In the basement laboratory of Max Bergmann Center for Biomaterials, organic molecules are observed at minus 268 degrees Celsius. With a low temperature scanning tunneling microscope, Francesca Moresco and her group analyze the behavior of organic molecules on metallic and semiconductor surfaces. Her fundamental research helps to develop new model systems for applications in electronics and computing.
The Single Molecule Machines group works in close collaboration with TU Dresden’s Chair of Materials Science and Nanotechnology (Prof. Gianaurelio Cuniberti) at the Institute of Materials Science, for the investigation of nanoscale phenomena and complex nano materials.
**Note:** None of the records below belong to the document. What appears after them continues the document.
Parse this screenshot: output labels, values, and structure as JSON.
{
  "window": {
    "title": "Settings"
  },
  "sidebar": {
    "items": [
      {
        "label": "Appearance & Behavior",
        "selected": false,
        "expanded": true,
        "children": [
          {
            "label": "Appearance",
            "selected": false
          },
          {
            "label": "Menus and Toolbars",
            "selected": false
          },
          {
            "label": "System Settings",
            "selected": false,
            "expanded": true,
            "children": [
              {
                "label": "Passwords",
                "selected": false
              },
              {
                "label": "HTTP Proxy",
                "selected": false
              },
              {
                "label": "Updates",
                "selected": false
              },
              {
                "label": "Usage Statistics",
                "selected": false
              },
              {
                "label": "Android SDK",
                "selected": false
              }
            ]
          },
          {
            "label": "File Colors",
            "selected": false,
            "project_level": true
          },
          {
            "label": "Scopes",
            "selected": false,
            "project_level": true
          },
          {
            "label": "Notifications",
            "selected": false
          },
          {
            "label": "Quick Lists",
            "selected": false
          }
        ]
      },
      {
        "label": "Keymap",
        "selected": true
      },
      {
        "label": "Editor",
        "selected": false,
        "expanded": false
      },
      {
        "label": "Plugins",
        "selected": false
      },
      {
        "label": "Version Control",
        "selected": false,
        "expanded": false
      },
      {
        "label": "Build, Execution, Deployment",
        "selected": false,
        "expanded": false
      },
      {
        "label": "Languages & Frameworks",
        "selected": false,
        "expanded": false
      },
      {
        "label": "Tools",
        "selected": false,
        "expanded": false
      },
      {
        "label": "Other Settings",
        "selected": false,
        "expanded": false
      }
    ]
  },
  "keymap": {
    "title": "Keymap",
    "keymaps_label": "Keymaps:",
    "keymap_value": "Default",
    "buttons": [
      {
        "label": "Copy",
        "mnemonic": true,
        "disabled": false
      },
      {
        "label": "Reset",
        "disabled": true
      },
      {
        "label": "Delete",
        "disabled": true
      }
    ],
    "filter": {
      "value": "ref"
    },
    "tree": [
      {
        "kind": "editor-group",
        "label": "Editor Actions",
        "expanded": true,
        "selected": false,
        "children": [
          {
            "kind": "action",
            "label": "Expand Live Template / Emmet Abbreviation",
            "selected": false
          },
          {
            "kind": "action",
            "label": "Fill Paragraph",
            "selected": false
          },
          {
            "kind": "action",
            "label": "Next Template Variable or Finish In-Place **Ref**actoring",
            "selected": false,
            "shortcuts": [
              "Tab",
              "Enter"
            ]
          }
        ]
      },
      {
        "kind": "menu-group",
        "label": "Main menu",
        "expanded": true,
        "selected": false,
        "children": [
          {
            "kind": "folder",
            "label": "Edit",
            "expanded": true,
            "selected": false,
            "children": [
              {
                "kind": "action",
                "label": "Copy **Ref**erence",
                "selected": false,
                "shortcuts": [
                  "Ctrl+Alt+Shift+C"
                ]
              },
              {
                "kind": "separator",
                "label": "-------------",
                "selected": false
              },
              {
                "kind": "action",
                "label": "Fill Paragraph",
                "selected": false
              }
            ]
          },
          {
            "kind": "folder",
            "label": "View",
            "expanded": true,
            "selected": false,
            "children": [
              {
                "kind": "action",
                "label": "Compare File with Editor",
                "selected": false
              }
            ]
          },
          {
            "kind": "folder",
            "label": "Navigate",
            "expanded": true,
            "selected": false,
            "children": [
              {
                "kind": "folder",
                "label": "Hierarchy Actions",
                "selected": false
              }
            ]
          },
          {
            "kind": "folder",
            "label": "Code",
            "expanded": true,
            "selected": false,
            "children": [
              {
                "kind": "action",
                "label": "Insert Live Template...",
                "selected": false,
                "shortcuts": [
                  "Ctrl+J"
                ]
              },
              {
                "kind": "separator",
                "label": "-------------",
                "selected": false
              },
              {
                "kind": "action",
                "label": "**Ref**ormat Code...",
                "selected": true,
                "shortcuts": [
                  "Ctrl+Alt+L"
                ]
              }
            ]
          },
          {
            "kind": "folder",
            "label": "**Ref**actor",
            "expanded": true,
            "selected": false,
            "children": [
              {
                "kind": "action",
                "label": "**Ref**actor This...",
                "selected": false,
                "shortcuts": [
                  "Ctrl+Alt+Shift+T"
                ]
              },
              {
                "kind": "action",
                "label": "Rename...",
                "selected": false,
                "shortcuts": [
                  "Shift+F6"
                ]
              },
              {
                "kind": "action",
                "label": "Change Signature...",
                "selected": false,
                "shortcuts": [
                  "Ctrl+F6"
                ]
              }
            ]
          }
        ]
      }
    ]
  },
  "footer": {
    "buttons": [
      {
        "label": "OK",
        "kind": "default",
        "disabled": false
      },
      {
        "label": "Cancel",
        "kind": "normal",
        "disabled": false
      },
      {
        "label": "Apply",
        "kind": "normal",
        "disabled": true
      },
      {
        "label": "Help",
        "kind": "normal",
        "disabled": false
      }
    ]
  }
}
Since its invention in 1981, scanning tunneling microscopy (STM) has made possible to image surfaces and adsorbates with atomic resolution, but also has opened a completely new way to build structures in a bottom-up approach. With this microscope as a tool, a novel scientific and technological approach started, where nanostructures can be built atom by atom. Thanks to STM, scientists have today the opportunity to design new functional nanoscale materials and to produce tiny nanomachines.
The work of the group focusses on the bottom-up construction of functional materials and structures for electronic applications, investigated by scanning probe microscopy (SPM) and spectroscopy at low temperature. In cfaed, the Single Molecule Machines group collaborates actively with cfaed’s Organic/Polymer Path, the 2.5D Path, and the Silicon Nanowire Path.
The main research projects of the group are listed below.
Molecular switch for dangling bond atomic scale circuits on H:Si(001)
Atomic-scale electronics. Since more than 40 years, the possibility to replace solid-state transistors by molecular electronic devices in ultra-miniaturized circuits is actively explored. Serious limitations of this approach are the low conductance and low power gain of a molecular device. An alternative approach is to develop an atomic-scale technology, where surface electronic circuits are constructed by manipulating atoms of a passivated semiconductor surface. In this frame, we recently presented a molecular switch activated by electrical pulses that can provide the logical input to a surface logic gate by passivating and de-passivating a DB dimer [J. Phys. Chem. C, 120, 27027 (2016)]. Moreover, we demonstrated the functionality of a NAND logic gate in a Y-shaped asymmetric molecule.
STM image of decacene
On surface synthesis: Acene-formation by on-surface reduction. Long acenes are promising candidates for spintronics and organic electronics because, by increasing the number of benzene rings, a reduction of the energy gap and a stronger radical character are expected. However, the synthesis of large acenes is challenging, and low solubility as well as high reactivity have limited single molecule investigations of acenes to the length of pentacene. We developed a successful method for the on-surface synthesis of acenes, which can be applied to acenes of increasing length. The surface-assisted reduction of air-stable precursors allowed us in particular to study single acenes molecules to the length decacene, revealing the details of their electronic structure [ACS Nano 10, 4538 (2016); Chem. Comm. 53, 1583 (2017), Angew. Chem. Int. Ed. 56, 11945 (2017)].
Rotation of a windmill nanostructure moving a single atom
Single molecule machines: Moving nanostructures and transporting single atoms. The realization of molecular machines and motors, as well as the transmission of movement from molecule to molecule are important challenges for science and technology. Mechanical machines can compete, in terms of high-clock frequency and robustness to radiations, with electronic, optical and magnetic devices. In this frame, we recently demonstrated that an electronic excitation can be converted into mechanical motion controlled at the molecular scale. A windmill-shaped supramolecular nanostructure can be precisely moved on a gold surface by a voltage pulse applied through the STM tip and it can generate work by moving the load of a single atom (Fig.1c) [ACS Nano 7, 191 (2013); ACS Nano, 9, 8394 (2015), Eur. Phys. J. Appl. Phys. 76, 10001 (2016)].